BillT on Thu, 20th Jun 2013 3:02 am
Shrinking paychecks.
Student debt
Increasing unemployment
High fuel/maintenance/insurance costs
Internet/phone/pad connections
I would say that this article is mostly correct. Having a car costs over 20% of your income if you are middle class. If you cannot afford it, you learn to live without it. You live where there is public service or where you can bike/walk where you NEED to go. The peak in developing countries will be hit before 2020 for the same reasons as stated above. Growth is about over for the world, not just the West.
Beery on Thu, 20th Jun 2013 2:49 pm
“living a ‘car-free’ lifestyle, by choice, is still, extremely rare and hard to do-certainly in N.A. and other car-dependencies.”
It may be rare, but I don’t think it’s hard to do. I’ve been doing it for 35 years. How hard it is depends on where we choose to live and the jobs we choose to do. If we choose to live a modest lifestyle within a couple of miles of a town, it’s easy. It’s only hard if we insist on commuting more than 5 miles and owning a virtual McMansion.
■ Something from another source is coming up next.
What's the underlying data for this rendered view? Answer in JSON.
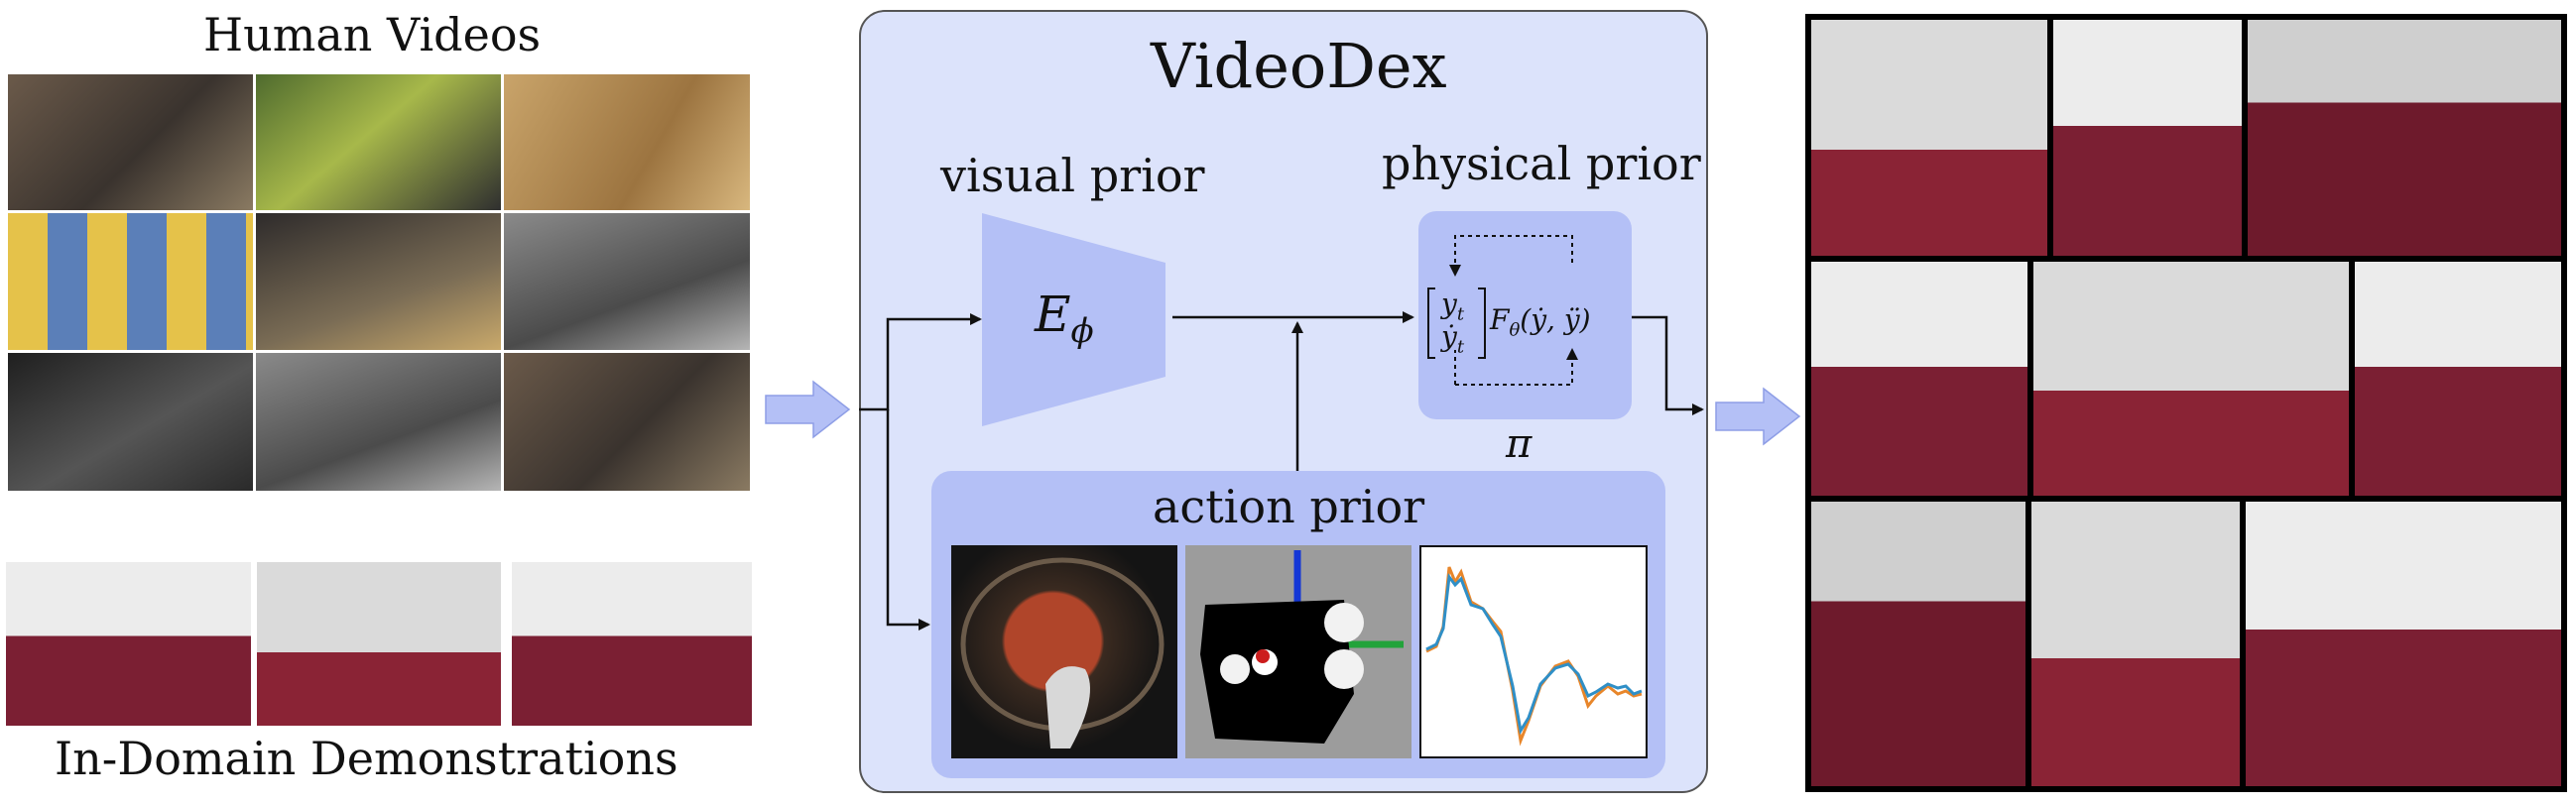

I reckon many people think living car-free is hard because they’re afraid to try it. Many people who are being forced into it are finding it’s nowhere near as limiting as they feared.
DC on Thu, 20th Jun 2013 8:20 pm
It IS hard to do in N.A. where a century of top down corporate run cars-only land use and industrial policies make it so. There are NO car-free developments, policies except by accident in N.A. You are basically on your own. And while you may be able to pull it off, govt\corporate policy throws its car-only garbage in your way at every turn. Getting away from cars in near impossible in most places-and almost no one is pursuing this goal as a matter of deliberate public policy-that is the point I was trying to make.
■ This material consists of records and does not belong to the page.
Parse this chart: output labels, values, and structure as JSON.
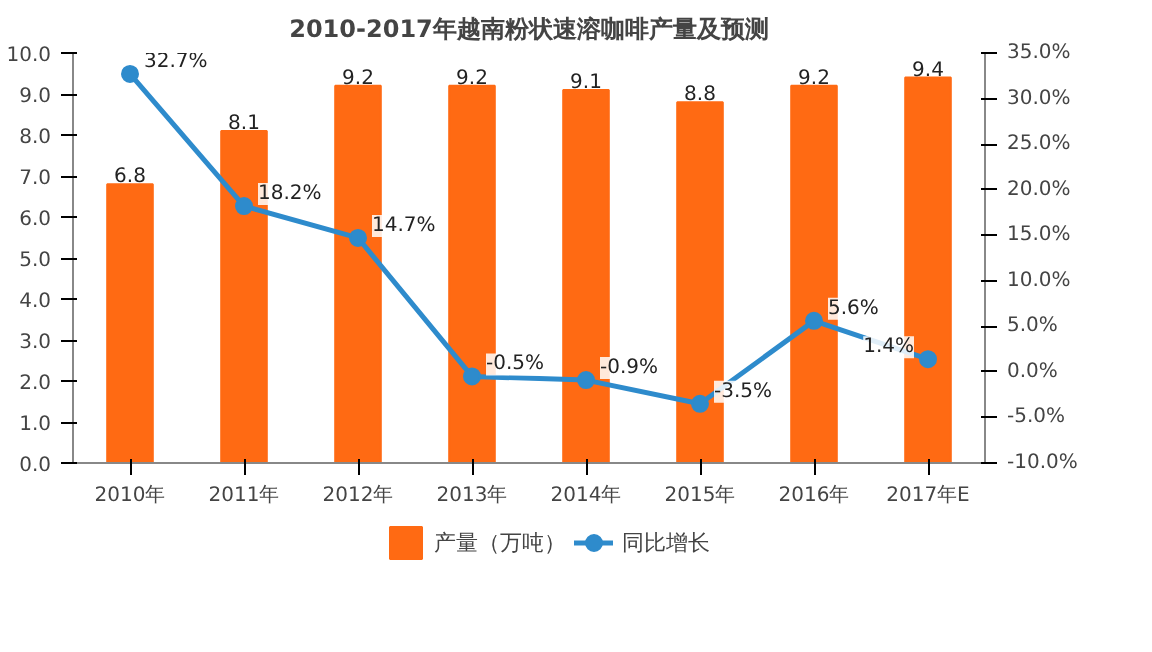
{
  "chart_data": {
    "type": "bar",
    "title": "2010-2017年越南粉状速溶咖啡产量及预测",
    "categories": [
      "2010年",
      "2011年",
      "2012年",
      "2013年",
      "2014年",
      "2015年",
      "2016年",
      "2017年E"
    ],
    "series": [
      {
        "name": "产量（万吨）",
        "color": "#ff6a13",
        "values": [
          6.8,
          8.1,
          9.2,
          9.2,
          9.1,
          8.8,
          9.2,
          9.4
        ],
        "value_labels": [
          "6.8",
          "8.1",
          "9.2",
          "9.2",
          "9.1",
          "8.8",
          "9.2",
          "9.4"
        ]
      },
      {
        "name": "同比增长",
        "type": "line",
        "axis": "y2",
        "color": "#2e8bcc",
        "marker": "circle",
        "values": [
          32.7,
          18.2,
          14.7,
          -0.5,
          -0.9,
          -3.5,
          5.6,
          1.4
        ],
        "value_labels": [
          "32.7%",
          "18.2%",
          "14.7%",
          "-0.5%",
          "-0.9%",
          "-3.5%",
          "5.6%",
          "1.4%"
        ]
      }
    ],
    "ylim": [
      0,
      10
    ],
    "yticks": [
      {
        "value": 0,
        "label": "0.0"
      },
      {
        "value": 1,
        "label": "1.0"
      },
      {
        "value": 2,
        "label": "2.0"
      },
      {
        "value": 3,
        "label": "3.0"
      },
      {
        "value": 4,
        "label": "4.0"
      },
      {
        "value": 5,
        "label": "5.0"
      },
      {
        "value": 6,
        "label": "6.0"
      },
      {
        "value": 7,
        "label": "7.0"
      },
      {
        "value": 8,
        "label": "8.0"
      },
      {
        "value": 9,
        "label": "9.0"
      },
      {
        "value": 10,
        "label": "10.0"
      }
    ],
    "y2lim": [
      -10,
      35
    ],
    "y2ticks": [
      {
        "value": -10,
        "label": "-10.0%"
      },
      {
        "value": -5,
        "label": "-5.0%"
      },
      {
        "value": 0,
        "label": "0.0%"
      },
      {
        "value": 5,
        "label": "5.0%"
      },
      {
        "value": 10,
        "label": "10.0%"
      },
      {
        "value": 15,
        "label": "15.0%"
      },
      {
        "value": 20,
        "label": "20.0%"
      },
      {
        "value": 25,
        "label": "25.0%"
      },
      {
        "value": 30,
        "label": "30.0%"
      },
      {
        "value": 35,
        "label": "35.0%"
      }
    ],
    "grid": false,
    "legend": "bottom"
  }
}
When we live in a society where ‘development’ is centered around people first, and not the cars, which is the case now, Ill agree with you. ALL ‘developments’ here start with the first step accommodating the needs and movement of cars-then everything else. That has to end.
Kenz300 on Fri, 21st Jun 2013 12:24 pm
Highway Expansion Encourages More Than Just Driving – NYTimes.com
http://www.nytimes.com/2013/06/21/us/a-highway-projects-focus-discouraging-driving.html?nl=todaysheadlines&emc=edit_th_20130621&_r=0
We need to diversify our transportation options away from cars and toward more mass transit and bicycle use.